Было не больно, просто плохо, и ноги улетали. А вообще-то, я не знала, мне никто не предлагал, в блокноте не было записано, мне и в голову не пришло, что существуют такие уколы – раз не озвучили, значит, их нет. Чувствуя себя тупой и виноватой, я молчу и обиженно надуваю щеки: больше ничего не скажу.
– Нет. Мне не больно. Если что, я приду на пост.
– Померили температуру?
– Да, – смотрю на градусник, – семьдесят три и два.
– Ну и ну! – смеемся мы с медсестрой.
– Перемерьте через час. И жалуйтесь на боль. Здесь можно.
– Хорошо.
Температура тридцать семь и два.
Мне приснился Санкт-Петербург и место, которого там нет. Странная набережная в Царском селе. Там были море и Нева одновременно. Высоко на пристани стоит мокрый Исаакиевский собор, но с колоннадой Казанского. Чтобы дойти до него, нужно подняться, а потом спуститься по огромной лестнице. Там, где заканчивается лестница, начинается море, и можно войти в собор. И вот я иду туда и почти уже подхожу к большой открытой двери, но мне кричат, что я опаздываю на экскурсию и должна вернуться. Я возвращаюсь, а потом потихоньку иду обратно и снова поднимаюсь. Я смотрю, как море и Нева наплывают на собор почти с неба, и от этой воды он становится еще более мокрый, и мне очень хорошо, хотя я понимаю, что такого места в этом городе, а тем более в Царском Селе, нет, но не верю в это – потому что на свете может быть все что угодно.
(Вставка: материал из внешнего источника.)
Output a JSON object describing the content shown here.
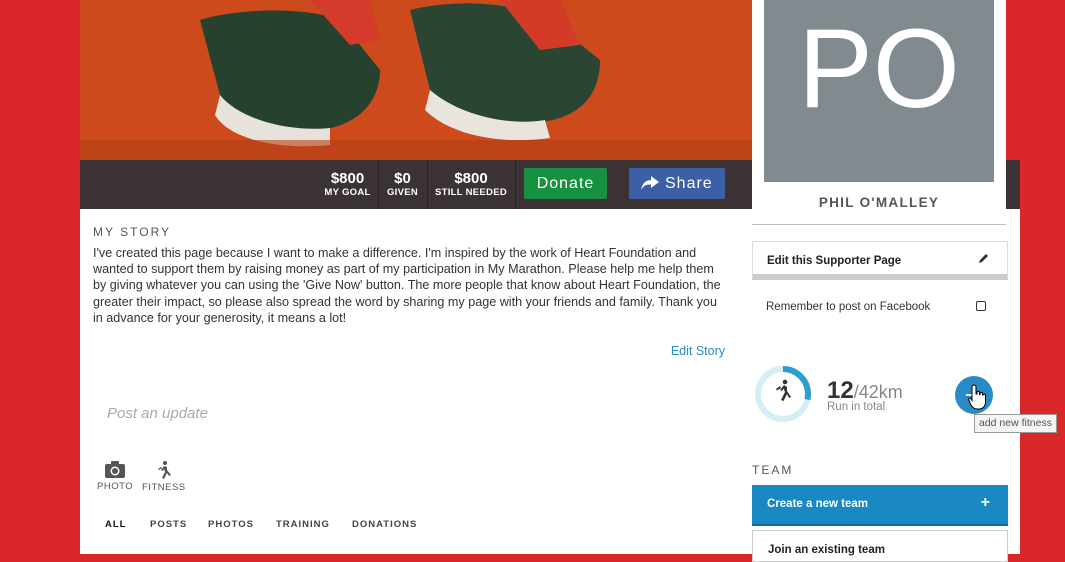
{
  "goal": {
    "my_goal_amount": "$800",
    "my_goal_label": "MY GOAL",
    "given_amount": "$0",
    "given_label": "GIVEN",
    "needed_amount": "$800",
    "needed_label": "STILL NEEDED"
  },
  "actions": {
    "donate": "Donate",
    "share": "Share"
  },
  "profile": {
    "initials": "PO",
    "name": "PHIL O'MALLEY"
  },
  "story": {
    "heading": "MY STORY",
    "text": "I've created this page because I want to make a difference. I'm inspired by the work of Heart Foundation and wanted to support them by raising money as part of my participation in My Marathon. Please help me help them by giving whatever you can using the 'Give Now' button. The more people that know about Heart Foundation, the greater their impact, so please also spread the word by sharing my page with your friends and family. Thank you in advance for your generosity, it means a lot!",
    "edit_link": "Edit Story"
  },
  "post": {
    "placeholder": "Post an update"
  },
  "tools": {
    "photo": "PHOTO",
    "fitness": "FITNESS"
  },
  "tabs": [
    "ALL",
    "POSTS",
    "PHOTOS",
    "TRAINING",
    "DONATIONS"
  ],
  "sidebar": {
    "edit_page": "Edit this Supporter Page",
    "facebook_reminder": "Remember to post on Facebook",
    "fitness_value": "12",
    "fitness_total": "/42km",
    "fitness_caption": "Run in total",
    "fitness_progress": 0.2857,
    "add_tooltip": "add new fitness",
    "team_heading": "TEAM",
    "create_team": "Create a new team",
    "join_team": "Join an existing team"
  },
  "colors": {
    "donate": "#17913f",
    "share": "#3d5fa5",
    "accent": "#2a8ac6",
    "background": "#d9272a"
  }
}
Смотрю на телефон. Спала два часа. Очень жарко. Противно и беспокойно. Мне захотелось под прохладный душ, но пока нельзя.
Вышла в коридор. Там потрясающе тихо и красиво – абсолютно подводная загадочная атмосфера. Ты покачиваешься, словно лодка, ты вдыхаешь этот ночной свободный воздух возле больничного сада и смотришь на соседние горящие окна – там кто-то не спит. Есть ли у него такой чудесный коридор, в котором можно превратиться в лодку? Если нет – это плохо. Разве сам придумаешь стать лодкой?